Julien again addressed the media at practice on Monday, and while he didn’t back off any of his comments, he did address any such tactics taken by his own players.
“That’s my philosophy,” Julien said of players’ responsibility to not fake injury in order to draw a penalty. “I’m not going to say one of our players would never embellish, because that would be hypocritical. But I’m going to tell you right now that after it’s done, he would hear from me that I don’t want embellishment on our hockey club. Our organization doesn’t want embellishment from our hockey club. If we keep the guys accountable to that, if they do it and you keep them accountable, then we’re helping clean up the game, and I think everybody has to take that approach.”
Julien stressed that while Sunday night’s comments came after a loss to the Canadiens, his message was not strictly directed at Subban or Montreal.
“I didn’t question their character, because they play hard and they’re a good team. The only thing I talked about was their embellishment, and it wasn’t just directed at them. It was directed at what we’re trying to clean up in the league here,” Julien said. “There are times where certain things frustrate you, and I thought after the game, the embellishment is something that to me embarrasses the game. I have a strong opinion on certain things and I stick by it. We’re a professional league here. Basketball’s been through it and they’ve kind of cleaned that up. And I’m hoping we’re going to do the same thing with hockey.”
Julien said he doesn’t anticipate being punished by the league, because he didn’t call out the referees but rather blamed players for making referees’ jobs more difficult.
“I know for a fact that a lot of the coaches have talked about it, and we don’t like it,” Julien said. “It’s important that we help the game progress by doing the right things.”
Bruins winger Milan Lucic, who has been called for penalties as often for his reputation as a big, bruising body as often as he has for actually breaking the rules, echoed Julien’s sentiment about Bruins players embellishing to draw a call.
“You definitely would like to see a lot less embellishment,” Lucic said. “I know the way that we are as a team and how we play and the type of people that we are, we don’t really accept that type of play here in this room. We don’t like our guys diving, we don’t like our guys embellishing and stuff like that. You definitely don’t like to see it around the league and hopefully the right calls are made and hopefully guys will take pride in not being that type of guy or that type of player.”
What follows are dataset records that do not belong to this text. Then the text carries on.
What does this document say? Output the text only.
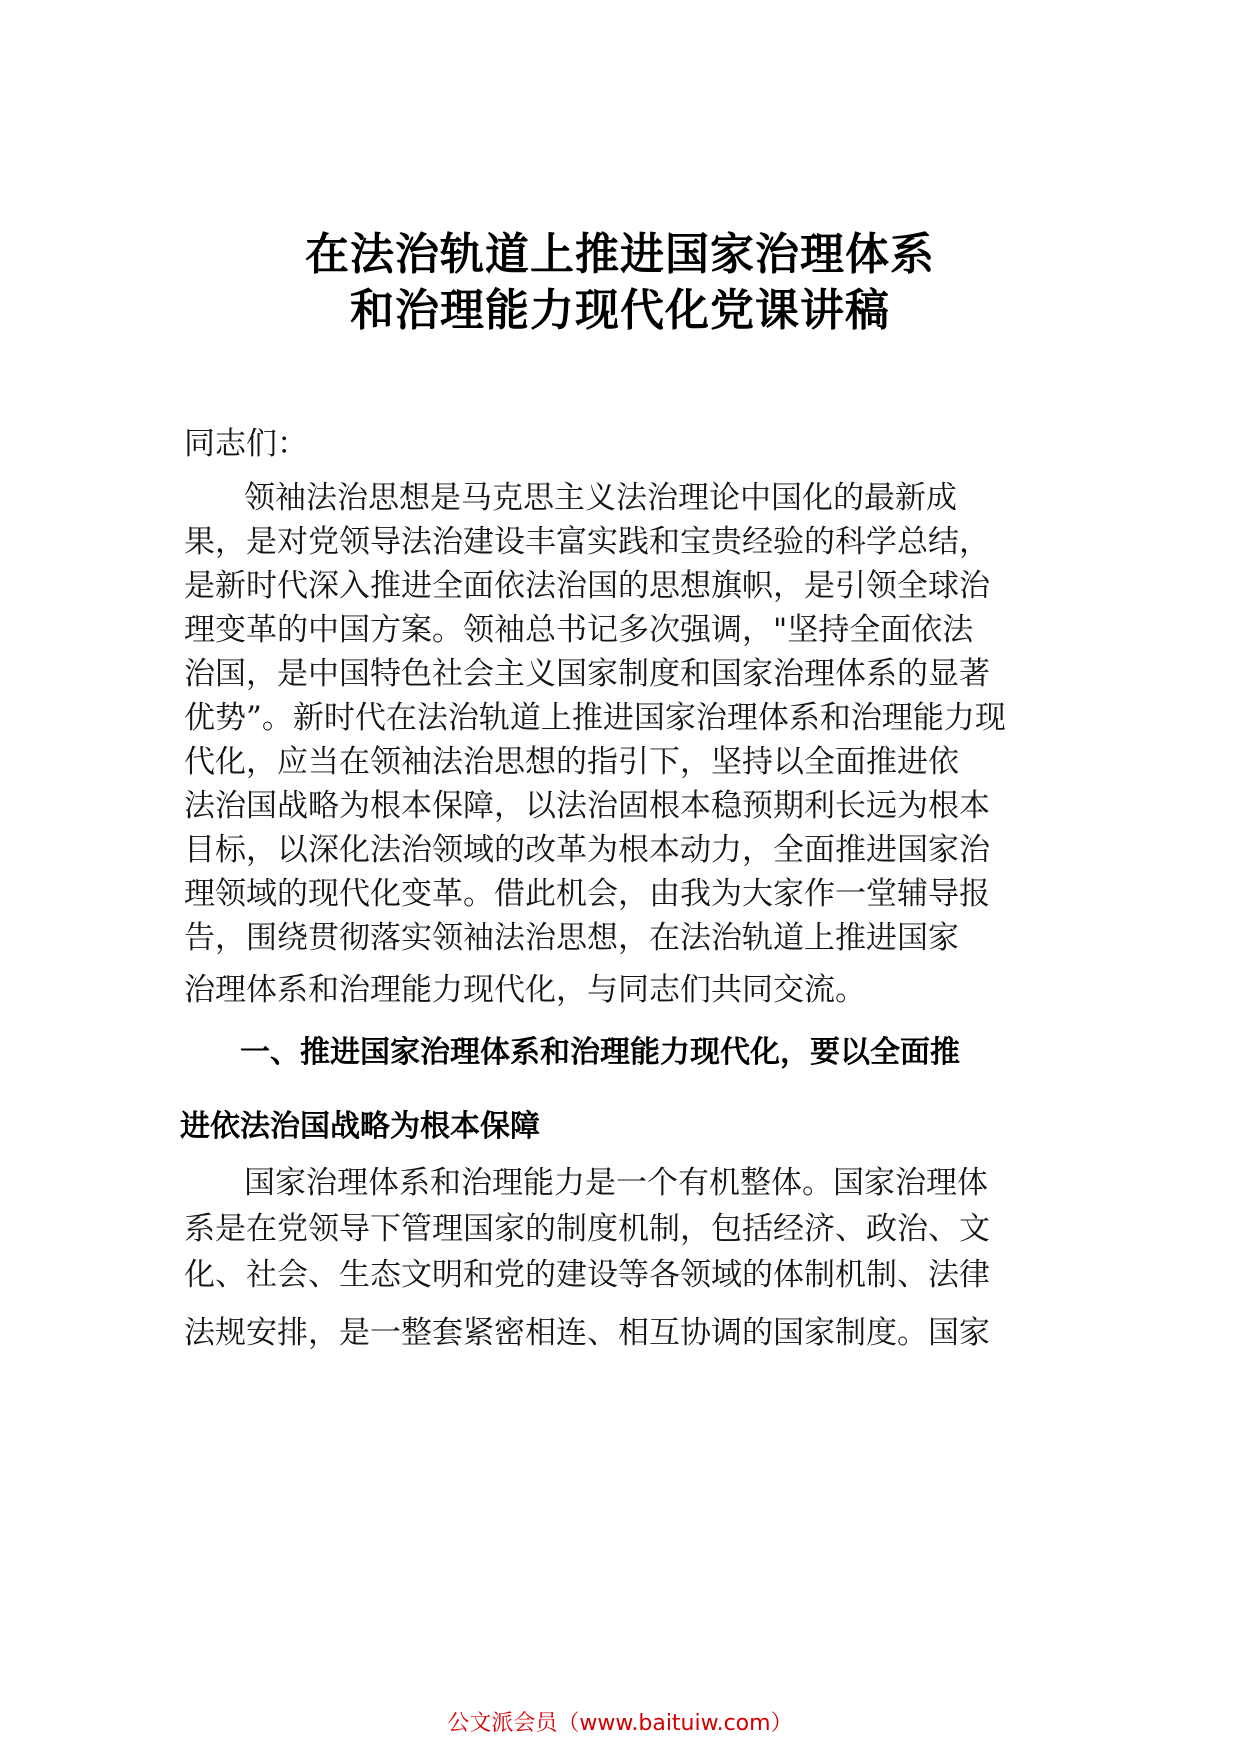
在法治轨道上推进国家治理体系
和治理能力现代化党课讲稿
同志们：
领袖法治思想是马克思主义法治理论中国化的最新成
果，是对党领导法治建设丰富实践和宝贵经验的科学总结，
是新时代深入推进全面依法治国的思想旗帜，是引领全球治
理变革的中国方案。领袖总书记多次强调，"坚持全面依法
治国，是中国特色社会主义国家制度和国家治理体系的显著
优势”。新时代在法治轨道上推进国家治理体系和治理能力现
代化，应当在领袖法治思想的指引下，坚持以全面推进依
法治国战略为根本保障，以法治固根本稳预期利长远为根本
目标，以深化法治领域的改革为根本动力，全面推进国家治
理领域的现代化变革。借此机会，由我为大家作一堂辅导报
告，围绕贯彻落实领袖法治思想，在法治轨道上推进国家
治理体系和治理能力现代化，与同志们共同交流。
一、推进国家治理体系和治理能力现代化，要以全面推
进依法治国战略为根本保障
国家治理体系和治理能力是一个有机整体。国家治理体
系是在党领导下管理国家的制度机制，包括经济、政治、文
化、社会、生态文明和党的建设等各领域的体制机制、法律
法规安排，是一整套紧密相连、相互协调的国家制度。国家
公文派会员（www.baituiw.com）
Critics have also expressed outrage at Zdeno Chara for fighting Alexei Emelin, who has metal plates in his face after facial reconstruction surgery stemming from a fight in the KHL in 2009. Chara went after Emelin for a cross-check on Tyler Seguin in the neutral zone, which was applied with enough force to break Emelin’s stick.
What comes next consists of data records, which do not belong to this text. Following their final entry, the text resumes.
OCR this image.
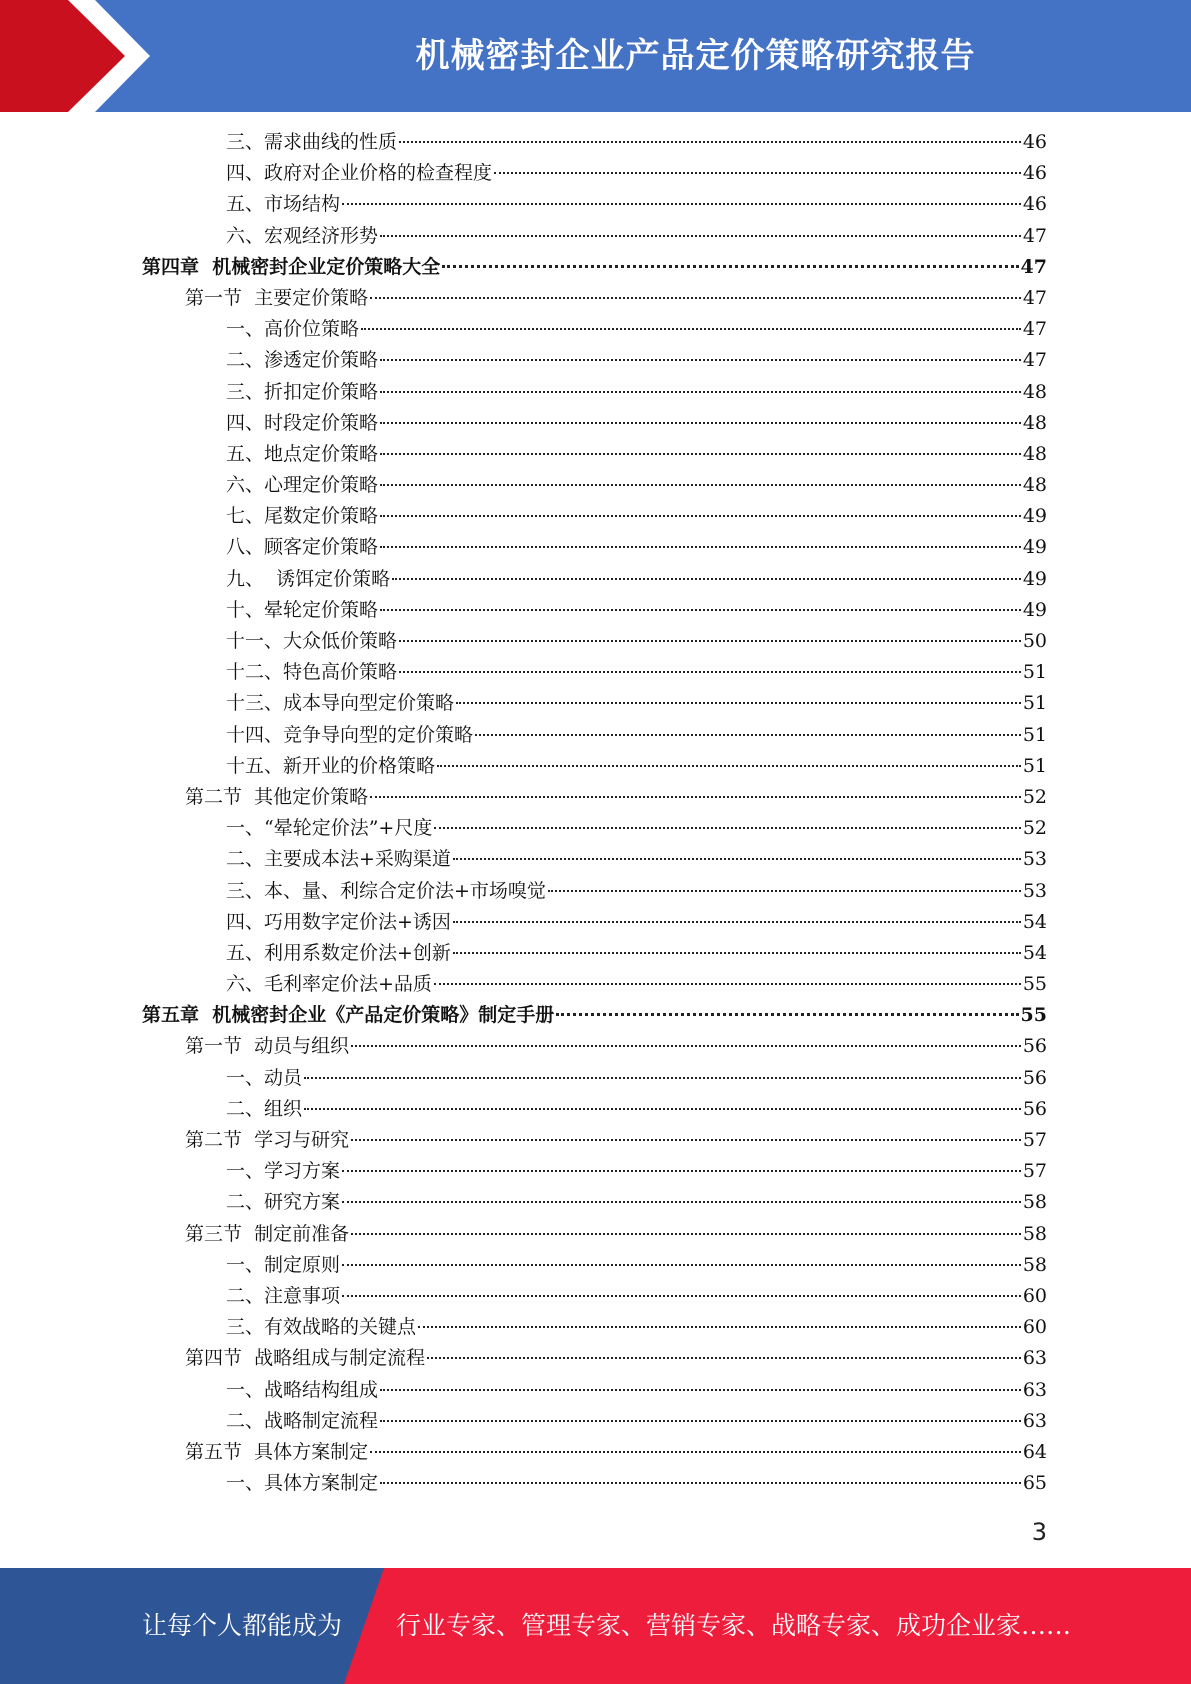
机械密封企业产品定价策略研究报告
三、需求曲线的性质	46
四、政府对企业价格的检查程度	46
五、市场结构	46
六、宏观经济形势	47
第四章  机械密封企业定价策略大全	47
第一节  主要定价策略	47
一、高价位策略	47
二、渗透定价策略	47
三、折扣定价策略	48
四、时段定价策略	48
五、地点定价策略	48
六、心理定价策略	48
七、尾数定价策略	49
八、顾客定价策略	49
九、  诱饵定价策略	49
十、晕轮定价策略	49
十一、大众低价策略	50
十二、特色高价策略	51
十三、成本导向型定价策略	51
十四、竞争导向型的定价策略	51
十五、新开业的价格策略	51
第二节  其他定价策略	52
一、“晕轮定价法”+尺度	52
二、主要成本法+采购渠道	53
三、本、量、利综合定价法+市场嗅觉	53
四、巧用数字定价法+诱因	54
五、利用系数定价法+创新	54
六、毛利率定价法+品质	55
第五章  机械密封企业《产品定价策略》制定手册	55
第一节  动员与组织	56
一、动员	56
二、组织	56
第二节  学习与研究	57
一、学习方案	57
二、研究方案	58
第三节  制定前准备	58
一、制定原则	58
二、注意事项	60
三、有效战略的关键点	60
第四节  战略组成与制定流程	63
一、战略结构组成	63
二、战略制定流程	63
第五节  具体方案制定	64
一、具体方案制定	65
3
让每个人都能成为 行业专家、管理专家、营销专家、战略专家、成功企业家……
Lucic said it’s not Chara’s responsibility to know that about Emelin, and Emelin himself has a responsibility to act a certain way if fighting is off-limits.
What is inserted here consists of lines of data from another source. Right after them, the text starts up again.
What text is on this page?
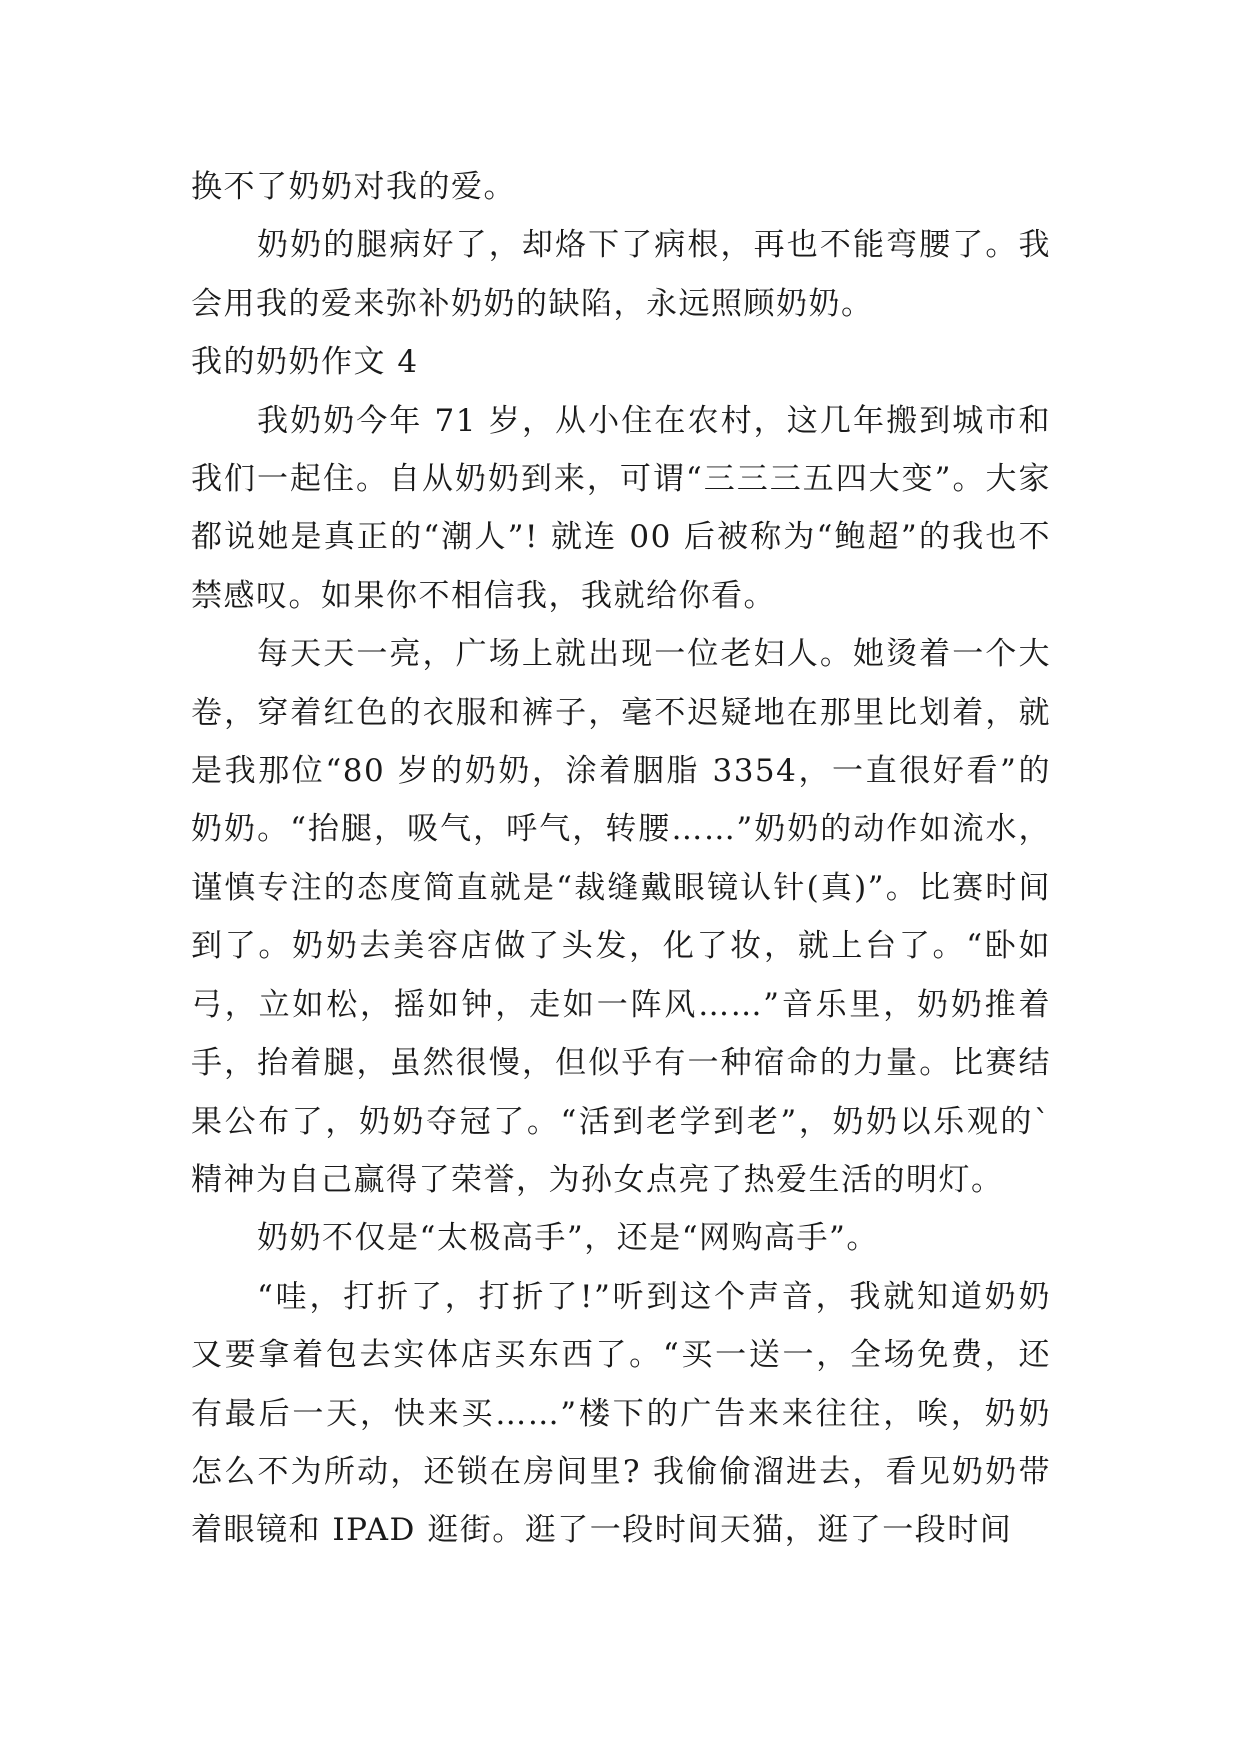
换不了奶奶对我的爱。

奶奶的腿病好了，却烙下了病根，再也不能弯腰了。我会用我的爱来弥补奶奶的缺陷，永远照顾奶奶。

我的奶奶作文 4

我奶奶今年 71 岁，从小住在农村，这几年搬到城市和我们一起住。自从奶奶到来，可谓“三三三五四大变”。大家都说她是真正的“潮人”! 就连 00 后被称为“鲍超”的我也不禁感叹。如果你不相信我，我就给你看。

每天天一亮，广场上就出现一位老妇人。她烫着一个大卷，穿着红色的衣服和裤子，毫不迟疑地在那里比划着，就是我那位“80 岁的奶奶，涂着胭脂 3354，一直很好看”的奶奶。“抬腿，吸气，呼气，转腰……”奶奶的动作如流水，谨慎专注的态度简直就是“裁缝戴眼镜认针(真)”。比赛时间到了。奶奶去美容店做了头发，化了妆，就上台了。“卧如弓，立如松，摇如钟，走如一阵风……”音乐里，奶奶推着手，抬着腿，虽然很慢，但似乎有一种宿命的力量。比赛结果公布了，奶奶夺冠了。“活到老学到老”，奶奶以乐观的`精神为自己赢得了荣誉，为孙女点亮了热爱生活的明灯。

奶奶不仅是“太极高手”，还是“网购高手”。

“哇，打折了，打折了!”听到这个声音，我就知道奶奶又要拿着包去实体店买东西了。“买一送一，全场免费，还有最后一天，快来买……”楼下的广告来来往往，唉，奶奶怎么不为所动，还锁在房间里? 我偷偷溜进去，看见奶奶带着眼镜和 IPAD 逛街。逛了一段时间天猫，逛了一段时间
“No, not at all. If that’s the case, wear a cage for the whole year,” Lucic said. “If you got a plate in your face and don’t expect for guys to fight you and stuff like that, maybe don’t take cheap shots and cross-check guys and break your stick over him. If you’re going to do stuff like that, you should be expecting what happens after.
“I mean if I did that and cheap-shotted a guy, and Z was on a different team and we were playing against each other and I did the same thing, I would expect the same reaction from someone else if I did the same thing,” Lucic said.